Be it said to her credit that, after that one step backward, she held her ground. Lifting a trembling hand, she shot the light of her electric torch before her.

That which met her gaze brought an exclamation to her lips. Not ten feet before her a square in the floor, some three feet across, tilted upward. Moved by an invisible, silent force, it tilted more and more. A crack had appeared between the floor and the tilting slab. From this crack came the blast of heat that fanned her cheek.

"The fort is on fire," she told herself in a moment of wild terror.

Then, in spite of her fright, she laughed. How could a structure built entirely of stone burn? The thing was absurd; yet there was the heat from that subterranean cavity.

"There!" She caught her breath again. The heat waves had been cut short off. She looked. The slab of stone was dropping silently down.

"It—why it's as if someone lifted it to have a look at me!" she told herself as a fresh tremor shot up her spine.

She did not doubt for a moment that this conclusion was correct.

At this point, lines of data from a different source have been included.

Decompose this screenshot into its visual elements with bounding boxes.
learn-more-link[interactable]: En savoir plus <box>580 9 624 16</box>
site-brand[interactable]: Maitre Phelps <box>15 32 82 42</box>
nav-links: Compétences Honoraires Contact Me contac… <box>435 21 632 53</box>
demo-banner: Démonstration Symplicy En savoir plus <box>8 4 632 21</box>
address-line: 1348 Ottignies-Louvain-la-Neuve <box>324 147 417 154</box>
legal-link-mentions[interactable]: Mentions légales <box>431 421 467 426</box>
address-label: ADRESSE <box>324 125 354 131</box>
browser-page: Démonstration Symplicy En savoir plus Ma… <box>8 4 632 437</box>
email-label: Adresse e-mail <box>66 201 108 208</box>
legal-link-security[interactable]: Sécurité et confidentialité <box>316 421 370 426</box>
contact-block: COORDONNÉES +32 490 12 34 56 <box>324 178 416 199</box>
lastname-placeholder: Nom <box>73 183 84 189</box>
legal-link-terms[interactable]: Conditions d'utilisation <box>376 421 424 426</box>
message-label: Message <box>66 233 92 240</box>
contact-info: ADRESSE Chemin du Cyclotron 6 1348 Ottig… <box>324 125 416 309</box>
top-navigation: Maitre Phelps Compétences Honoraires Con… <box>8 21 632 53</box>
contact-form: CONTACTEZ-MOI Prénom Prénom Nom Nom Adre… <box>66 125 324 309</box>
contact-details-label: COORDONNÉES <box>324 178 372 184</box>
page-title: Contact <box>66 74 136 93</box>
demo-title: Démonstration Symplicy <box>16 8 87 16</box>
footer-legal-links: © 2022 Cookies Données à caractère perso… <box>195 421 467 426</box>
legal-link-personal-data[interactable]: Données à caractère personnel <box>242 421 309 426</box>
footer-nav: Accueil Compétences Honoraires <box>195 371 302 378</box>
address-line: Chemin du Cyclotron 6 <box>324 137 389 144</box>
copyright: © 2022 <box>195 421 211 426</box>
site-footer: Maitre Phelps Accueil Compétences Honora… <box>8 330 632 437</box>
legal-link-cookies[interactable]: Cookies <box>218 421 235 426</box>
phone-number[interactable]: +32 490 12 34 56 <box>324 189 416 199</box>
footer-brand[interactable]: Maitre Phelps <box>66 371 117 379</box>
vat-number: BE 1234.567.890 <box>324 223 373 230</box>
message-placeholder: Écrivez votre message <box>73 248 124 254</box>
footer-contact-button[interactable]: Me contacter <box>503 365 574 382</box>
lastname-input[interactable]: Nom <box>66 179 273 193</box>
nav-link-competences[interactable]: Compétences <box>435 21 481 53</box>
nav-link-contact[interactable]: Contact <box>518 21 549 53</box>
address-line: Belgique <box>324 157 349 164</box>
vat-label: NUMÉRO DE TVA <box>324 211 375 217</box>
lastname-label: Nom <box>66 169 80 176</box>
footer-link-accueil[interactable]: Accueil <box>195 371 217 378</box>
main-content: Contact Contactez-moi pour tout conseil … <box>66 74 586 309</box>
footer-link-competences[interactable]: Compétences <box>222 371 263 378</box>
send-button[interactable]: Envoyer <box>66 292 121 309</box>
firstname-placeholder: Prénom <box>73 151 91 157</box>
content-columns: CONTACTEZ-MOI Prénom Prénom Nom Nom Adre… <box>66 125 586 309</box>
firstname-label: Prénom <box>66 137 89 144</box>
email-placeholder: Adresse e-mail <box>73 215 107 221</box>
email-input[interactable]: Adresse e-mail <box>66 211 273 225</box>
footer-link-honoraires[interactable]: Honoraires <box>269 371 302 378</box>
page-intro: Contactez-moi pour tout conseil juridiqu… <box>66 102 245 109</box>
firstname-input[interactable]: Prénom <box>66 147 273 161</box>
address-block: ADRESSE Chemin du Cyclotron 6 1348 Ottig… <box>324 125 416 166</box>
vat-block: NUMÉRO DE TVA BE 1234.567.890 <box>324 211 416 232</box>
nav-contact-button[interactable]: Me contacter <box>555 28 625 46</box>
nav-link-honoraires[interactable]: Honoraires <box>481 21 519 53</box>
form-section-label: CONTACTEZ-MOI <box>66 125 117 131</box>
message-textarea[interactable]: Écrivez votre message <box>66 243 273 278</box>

In spite of this, and in defiance of her trembling limbs that threatened to collapse, she moved forward until she stood upon the very slab that had been lifted.

"Don't seem different from the others," she told herself. "Nothing to mark it."

"Well," she told herself as her eager feet carried her farther and farther from that haunting spot, "I've done a little exploring. I've made a discovery and had a thrill. That's quite enough for one day."

"Ought to tell someone," she mused as she sat before the wood fire in the great fireplace of the big summer cottage on the hill that evening.